Although many Australians (currently 5% of the population) are currently seeing counsellors, psychologists and psychotherapists, many of us don't have a clear idea about what it is like to see a therapist, or what the therapists will be like. But we all have seen therapists portrayed on television or in the movies. On the screen, therapists come in a limited number of flavours;
Hollywood therapist #1 – the well-meaning bumbler
This Hollywood therapist is the one with the frizzy hair and the crystals in her office. She is a little interested in what her clients say, but she is much more interested in what she has to say. This therapist often seems someone who portrays themselves as open to new and innovative ways of thinking, but is in reality very fixed in her ideas. She talks of purging negative emotions, and seems much more like a new-age guru than a therapist. In the movies, her clients always eventually see through her.
When the client tries to leave the therapy, she clings.
Hollywood therapist #2 – the unconvential genius
When you meet this Hollywood therapist he is bounding around the room. He's wearing a bow tie. He’s wired. He interrupts the client with his pithy truths, cutting away misconception and fuzzy thinking with pruning shears. He sees each client for 1 or 2 sessions and they’re cured. He's wealthy and has an opulent office – or he works for nearly nothing in a clinic. His colleagues are seemingly envious as they don't see his genius.

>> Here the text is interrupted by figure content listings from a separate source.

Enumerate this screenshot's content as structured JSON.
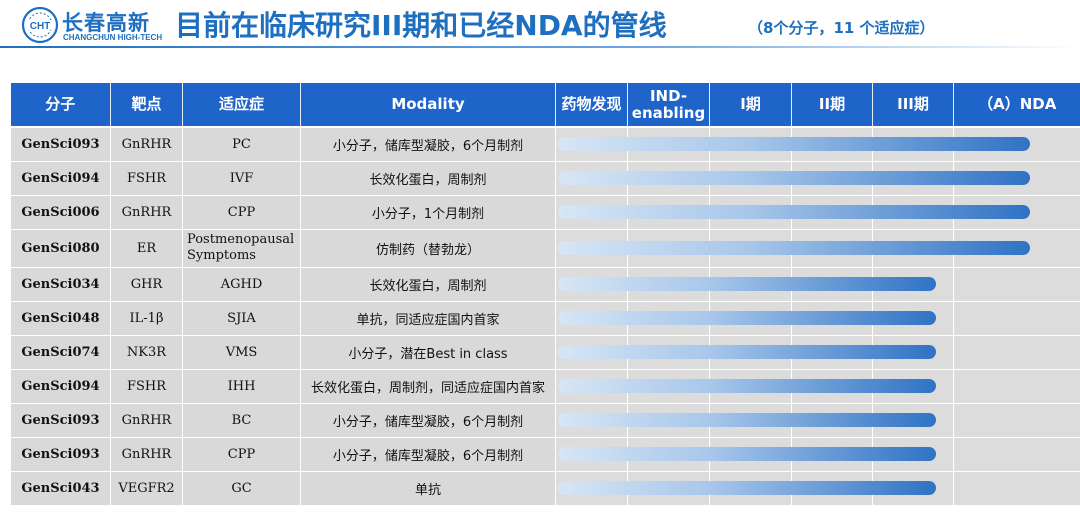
{
  "header": {
    "logo_mark": "CHT",
    "logo_cn": "长春高新",
    "logo_en": "CHANGCHUN HIGH-TECH",
    "title": "目前在临床研究III期和已经NDA的管线",
    "subtitle": "（8个分子，11 个适应症）"
  },
  "table": {
    "headers": {
      "molecule": "分子",
      "target": "靶点",
      "indication": "适应症",
      "modality": "Modality",
      "discovery": "药物发现",
      "ind_line1": "IND-",
      "ind_line2": "enabling",
      "phase1": "I期",
      "phase2": "II期",
      "phase3": "III期",
      "nda": "（A）NDA"
    },
    "stages": [
      "药物发现",
      "IND-enabling",
      "I期",
      "II期",
      "III期",
      "（A）NDA"
    ],
    "rows": [
      {
        "molecule": "GenSci093",
        "target": "GnRHR",
        "indication": "PC",
        "modality": "小分子，储库型凝胶，6个月制剂",
        "stage": "（A）NDA"
      },
      {
        "molecule": "GenSci094",
        "target": "FSHR",
        "indication": "IVF",
        "modality": "长效化蛋白，周制剂",
        "stage": "（A）NDA"
      },
      {
        "molecule": "GenSci006",
        "target": "GnRHR",
        "indication": "CPP",
        "modality": "小分子，1个月制剂",
        "stage": "（A）NDA"
      },
      {
        "molecule": "GenSci080",
        "target": "ER",
        "indication": "Postmenopausal Symptoms",
        "modality": "仿制药（替勃龙）",
        "stage": "（A）NDA"
      },
      {
        "molecule": "GenSci034",
        "target": "GHR",
        "indication": "AGHD",
        "modality": "长效化蛋白，周制剂",
        "stage": "III期"
      },
      {
        "molecule": "GenSci048",
        "target": "IL-1β",
        "indication": "SJIA",
        "modality": "单抗，同适应症国内首家",
        "stage": "III期"
      },
      {
        "molecule": "GenSci074",
        "target": "NK3R",
        "indication": "VMS",
        "modality": "小分子，潜在Best in class",
        "stage": "III期"
      },
      {
        "molecule": "GenSci094",
        "target": "FSHR",
        "indication": "IHH",
        "modality": "长效化蛋白，周制剂，同适应症国内首家",
        "stage": "III期"
      },
      {
        "molecule": "GenSci093",
        "target": "GnRHR",
        "indication": "BC",
        "modality": "小分子，储库型凝胶，6个月制剂",
        "stage": "III期"
      },
      {
        "molecule": "GenSci093",
        "target": "GnRHR",
        "indication": "CPP",
        "modality": "小分子，储库型凝胶，6个月制剂",
        "stage": "III期"
      },
      {
        "molecule": "GenSci043",
        "target": "VEGFR2",
        "indication": "GC",
        "modality": "单抗",
        "stage": "III期"
      }
    ]
  },
  "colors": {
    "brand_blue": "#1f6fc0",
    "header_blue": "#1f64c8",
    "row_gray": "#d9d9d9",
    "bar_start": "#d7e6f5",
    "bar_end": "#2f72c4"
  }
}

He’s brilliant, he cuts corners, and he’s unethical.
Hollywood therapist #3 – the sleeper
This therapist is old and stuffy. He sits and makes notes, with his legs crossed. He has a grey beard and heavy glasses. His eyebrows move a little, but even they don't move much. If you are his client, he doesn't seem to care if you come, he doesn't seem to care if you go. He occasionally speaks, but only to say something profound and coldly sums your personality up in 7 words.

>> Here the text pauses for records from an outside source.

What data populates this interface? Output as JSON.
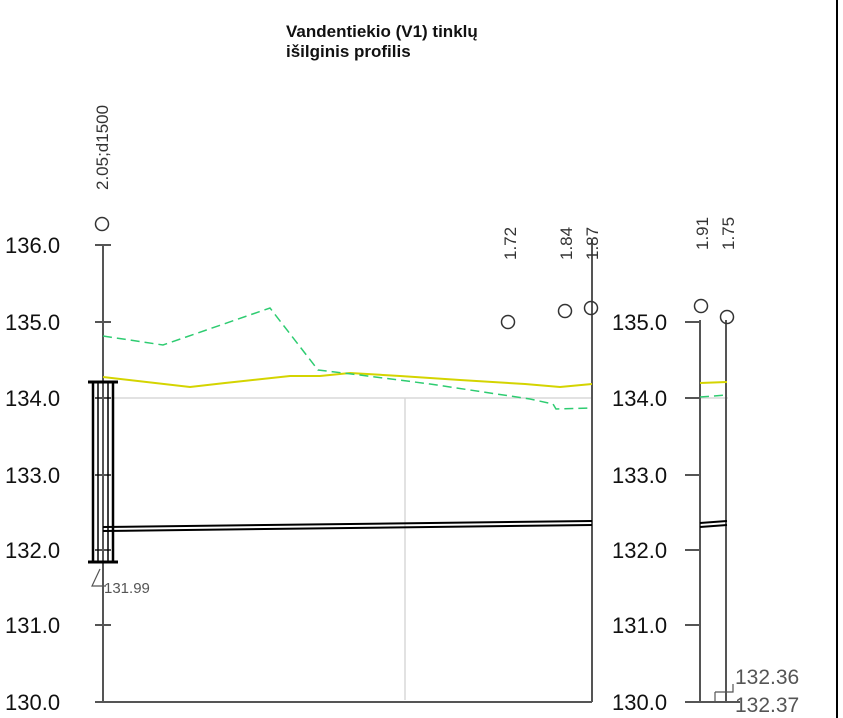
{
  "title": [
    "Vandentiekio (V1) tinklų",
    "išilginis profilis"
  ],
  "axes": {
    "left_ticks": [
      "136.0",
      "135.0",
      "134.0",
      "133.0",
      "132.0",
      "131.0",
      "130.0"
    ],
    "middle_ticks": [
      "135.0",
      "134.0",
      "133.0",
      "132.0",
      "131.0",
      "130.0"
    ]
  },
  "wells": {
    "left": {
      "label": "2.05;d1500",
      "elevation": 136.3
    },
    "mid": [
      {
        "label": "1.72",
        "elevation": 135.0
      },
      {
        "label": "1.84",
        "elevation": 135.2
      },
      {
        "label": "1.87",
        "elevation": 135.2
      }
    ],
    "right": [
      {
        "label": "1.91",
        "elevation": 135.2
      },
      {
        "label": "1.75",
        "elevation": 135.05
      }
    ]
  },
  "annotations": {
    "bottom_left": "131.99",
    "right_top": "132.36",
    "right_bottom": "132.37"
  },
  "colors": {
    "ground_line": "#d4d400",
    "design_line": "#2ecc71",
    "pipe": "#000000",
    "grid": "#d8d8d8",
    "axis": "#555555"
  },
  "chart_data": {
    "type": "line",
    "ylim": [
      130.0,
      136.0
    ],
    "series": [
      {
        "values": [
          134.3,
          134.15,
          134.2,
          134.3,
          134.3,
          134.35,
          134.25,
          134.15,
          134.18
        ]
      },
      {
        "values": [
          134.85,
          134.7,
          135.2,
          134.4,
          134.2,
          133.95,
          133.85,
          133.85
        ]
      },
      {
        "values": [
          132.27,
          132.3,
          132.37
        ]
      }
    ]
  }
}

He is unshockable, immovable and ultimately uninvolved.
Hollywood therapist #4 – the charlatan
The charlatan can look like any of the other types but if you are his client, he is either out to sleep with you, or your wife, or take all your money. Or take over the world. He's crazier than you are, but he seems normal until halfway through the movie.

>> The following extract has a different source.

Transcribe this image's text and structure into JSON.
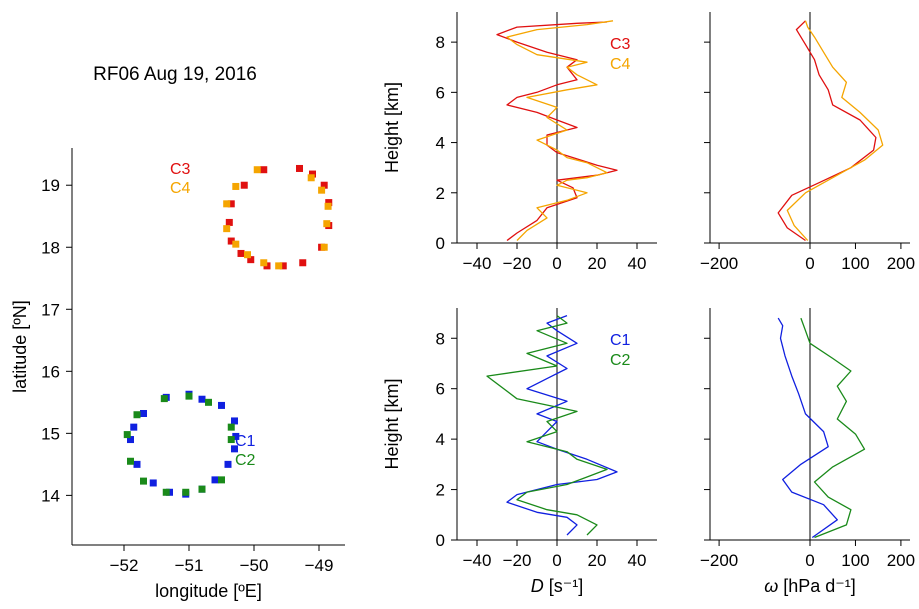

But more than any of these, Hollywood therapist is mainly a plot device. He's there in a handful of scenes. He makes a bit of a difference to the lives of his clients, but since the client is the main character in the story, it's the main character who ultimately makes the changes for themselves.
This is so different from reality. Although there are many different ways of doing therapy, and some of them can superficially look like these stereotypes, a real-world therapist is going to be different to this. For one thing, they're going to be there for a while – good work usually takes some time. Secondly, a good therapist will listen very intently to the things you have to say, and will be capable of being moved – if you something sad, you can expect that they will feel some of your sadness; when you experience joy, you can expect that they will share in it. A good therapist is an involved therapist.
The key difference
But the most important difference you can expect from a real-world therapist will be their commitment to you. Throughout the time of the therapy, when your family is sick of your problems and when friends are no longer interested in talking about it, your therapist will be there listening, supporting and helping you through. While family and friends can dominate the conversation, with a therapist it’s your time. Lastly, when you're not sure you can go on and when nothing else seems reliable or stable, then there will be an hour a week where the time will be yours, a place where you will always be welcome, where you won't be told to be quiet and you won't have to listen to another’s problems.
And on top of all this, change will often happen in the same way winter turns to spring. No matter how long this takes – months or years – your therapist will be there with you.